O18 is 12.5% heavier than the usual O16 molecule. The heavier molecule falls out in rain or snow more quickly. How quickly is dependent on temperature and this means you can measure the ratio of O16 to O18 in the ice core and deduce the temperature of the ocean the snow evaporated from! Click the rotating molecules for a more detailed explanation.
Cocktail Party Advice From Dan
So, next time you hear someone say something like “How could they possibly know what the temperature was like 50,000 years ago”, you can tell them. If my experience is any guide, you will just get a mean look. 😉
Continuous Flow Analyzer
At NEEM this year, they are using a device called a continuous flow analyzer to measure the properties of the ice core. This is very helpful. It lets them know in near real time about what the age of the ice they are pulling up from the drill is. Only a part of the ice core is used for this. Much of the core will be kept intact and used for research for many years.

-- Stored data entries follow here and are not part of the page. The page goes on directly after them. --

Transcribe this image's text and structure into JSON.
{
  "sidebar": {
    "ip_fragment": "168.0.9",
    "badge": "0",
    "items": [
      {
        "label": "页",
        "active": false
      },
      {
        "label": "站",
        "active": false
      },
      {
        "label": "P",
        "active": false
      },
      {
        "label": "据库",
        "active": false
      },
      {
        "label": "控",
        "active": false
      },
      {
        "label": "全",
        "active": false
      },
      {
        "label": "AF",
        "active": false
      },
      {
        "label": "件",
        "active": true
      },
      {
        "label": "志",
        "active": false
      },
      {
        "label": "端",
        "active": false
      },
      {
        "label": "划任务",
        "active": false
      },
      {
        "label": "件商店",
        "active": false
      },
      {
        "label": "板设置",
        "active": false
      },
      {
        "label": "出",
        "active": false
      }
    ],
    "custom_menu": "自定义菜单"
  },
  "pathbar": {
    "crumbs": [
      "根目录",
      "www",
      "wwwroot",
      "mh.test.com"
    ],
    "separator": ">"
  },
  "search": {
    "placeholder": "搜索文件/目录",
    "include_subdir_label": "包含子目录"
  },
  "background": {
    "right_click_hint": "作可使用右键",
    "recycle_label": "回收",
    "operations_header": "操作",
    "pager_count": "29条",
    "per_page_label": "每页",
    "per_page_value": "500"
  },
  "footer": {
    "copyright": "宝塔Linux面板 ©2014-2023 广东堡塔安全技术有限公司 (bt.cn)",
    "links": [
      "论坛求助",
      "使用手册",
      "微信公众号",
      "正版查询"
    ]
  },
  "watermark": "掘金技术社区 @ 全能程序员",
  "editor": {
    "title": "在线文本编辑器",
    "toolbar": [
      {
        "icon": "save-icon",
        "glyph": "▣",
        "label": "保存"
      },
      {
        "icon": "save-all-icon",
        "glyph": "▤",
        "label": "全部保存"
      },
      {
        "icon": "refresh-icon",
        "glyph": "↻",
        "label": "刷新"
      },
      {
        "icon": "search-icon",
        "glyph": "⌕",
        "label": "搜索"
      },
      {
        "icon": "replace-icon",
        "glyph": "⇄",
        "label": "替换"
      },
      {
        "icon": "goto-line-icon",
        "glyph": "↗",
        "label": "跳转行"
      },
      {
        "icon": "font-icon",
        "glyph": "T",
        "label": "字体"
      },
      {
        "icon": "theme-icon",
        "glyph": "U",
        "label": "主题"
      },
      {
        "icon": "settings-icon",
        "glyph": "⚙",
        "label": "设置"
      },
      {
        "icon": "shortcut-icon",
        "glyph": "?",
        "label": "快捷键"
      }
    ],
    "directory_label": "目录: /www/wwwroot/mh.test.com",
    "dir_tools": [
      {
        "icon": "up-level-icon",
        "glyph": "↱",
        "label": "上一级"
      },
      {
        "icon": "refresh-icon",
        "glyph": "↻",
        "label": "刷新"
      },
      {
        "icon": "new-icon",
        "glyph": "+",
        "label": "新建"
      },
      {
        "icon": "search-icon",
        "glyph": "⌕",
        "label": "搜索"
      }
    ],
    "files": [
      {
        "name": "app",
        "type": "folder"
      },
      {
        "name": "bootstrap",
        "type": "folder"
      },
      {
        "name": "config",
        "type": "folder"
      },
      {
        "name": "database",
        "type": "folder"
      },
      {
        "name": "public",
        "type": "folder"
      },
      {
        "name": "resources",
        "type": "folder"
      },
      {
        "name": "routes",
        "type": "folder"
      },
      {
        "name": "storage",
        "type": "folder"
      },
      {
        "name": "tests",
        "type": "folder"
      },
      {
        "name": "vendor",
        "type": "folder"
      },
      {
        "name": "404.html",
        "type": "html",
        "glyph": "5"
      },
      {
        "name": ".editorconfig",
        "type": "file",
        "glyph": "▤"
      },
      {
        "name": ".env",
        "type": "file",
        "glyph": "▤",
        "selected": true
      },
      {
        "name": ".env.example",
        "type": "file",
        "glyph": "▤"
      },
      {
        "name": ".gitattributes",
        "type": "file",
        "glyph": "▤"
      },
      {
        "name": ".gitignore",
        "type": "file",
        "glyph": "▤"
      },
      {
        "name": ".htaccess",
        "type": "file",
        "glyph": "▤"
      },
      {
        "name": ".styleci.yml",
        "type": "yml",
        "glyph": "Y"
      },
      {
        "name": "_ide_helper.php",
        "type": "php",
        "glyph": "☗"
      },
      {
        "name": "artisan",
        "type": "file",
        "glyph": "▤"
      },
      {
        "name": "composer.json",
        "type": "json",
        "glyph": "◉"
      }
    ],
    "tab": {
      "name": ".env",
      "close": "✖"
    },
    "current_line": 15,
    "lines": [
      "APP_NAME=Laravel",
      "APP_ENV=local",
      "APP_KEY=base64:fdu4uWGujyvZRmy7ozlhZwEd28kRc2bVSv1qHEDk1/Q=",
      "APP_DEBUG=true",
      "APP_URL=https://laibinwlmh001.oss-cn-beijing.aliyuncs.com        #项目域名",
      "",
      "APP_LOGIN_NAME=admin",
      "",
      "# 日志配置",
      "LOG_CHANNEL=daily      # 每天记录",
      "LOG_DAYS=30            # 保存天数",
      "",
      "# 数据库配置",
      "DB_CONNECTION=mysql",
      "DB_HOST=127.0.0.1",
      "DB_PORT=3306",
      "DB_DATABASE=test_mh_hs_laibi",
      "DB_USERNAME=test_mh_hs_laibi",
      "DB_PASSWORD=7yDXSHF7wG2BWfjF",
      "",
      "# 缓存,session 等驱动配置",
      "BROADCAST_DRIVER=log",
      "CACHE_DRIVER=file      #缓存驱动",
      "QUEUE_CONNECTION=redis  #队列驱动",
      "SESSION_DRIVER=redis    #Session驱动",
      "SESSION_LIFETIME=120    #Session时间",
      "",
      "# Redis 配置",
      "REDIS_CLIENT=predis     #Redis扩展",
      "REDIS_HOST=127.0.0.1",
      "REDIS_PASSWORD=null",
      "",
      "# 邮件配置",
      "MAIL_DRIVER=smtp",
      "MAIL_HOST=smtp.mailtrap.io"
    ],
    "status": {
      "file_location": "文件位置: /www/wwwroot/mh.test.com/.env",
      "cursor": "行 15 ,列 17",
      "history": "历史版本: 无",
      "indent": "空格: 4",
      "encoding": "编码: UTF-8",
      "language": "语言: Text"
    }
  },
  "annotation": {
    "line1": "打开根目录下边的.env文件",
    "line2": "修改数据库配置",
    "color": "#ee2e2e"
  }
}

Dave Jones, the President of Storm Center Communications, has asked me to go up to the ice sheet and help tell the story. Dave is a Meteorologist. Those of you in the Washington DC area may remember him from WRC – TV a few years back. His company is heavily involved in showing real science to a wider world.
The folks at NEEM will reach bedrock in a week or so. There is rock beneath all that ice. Those rocks have not seen the light of day for well over 100,000 years and probably much longer.
I may get to see some of those rocks come into the sunshine of the 21st century in person. I will leave for NEEM Monday.
It should be quite an adventure, and I will take plenty of pictures.
What a nice post related to science.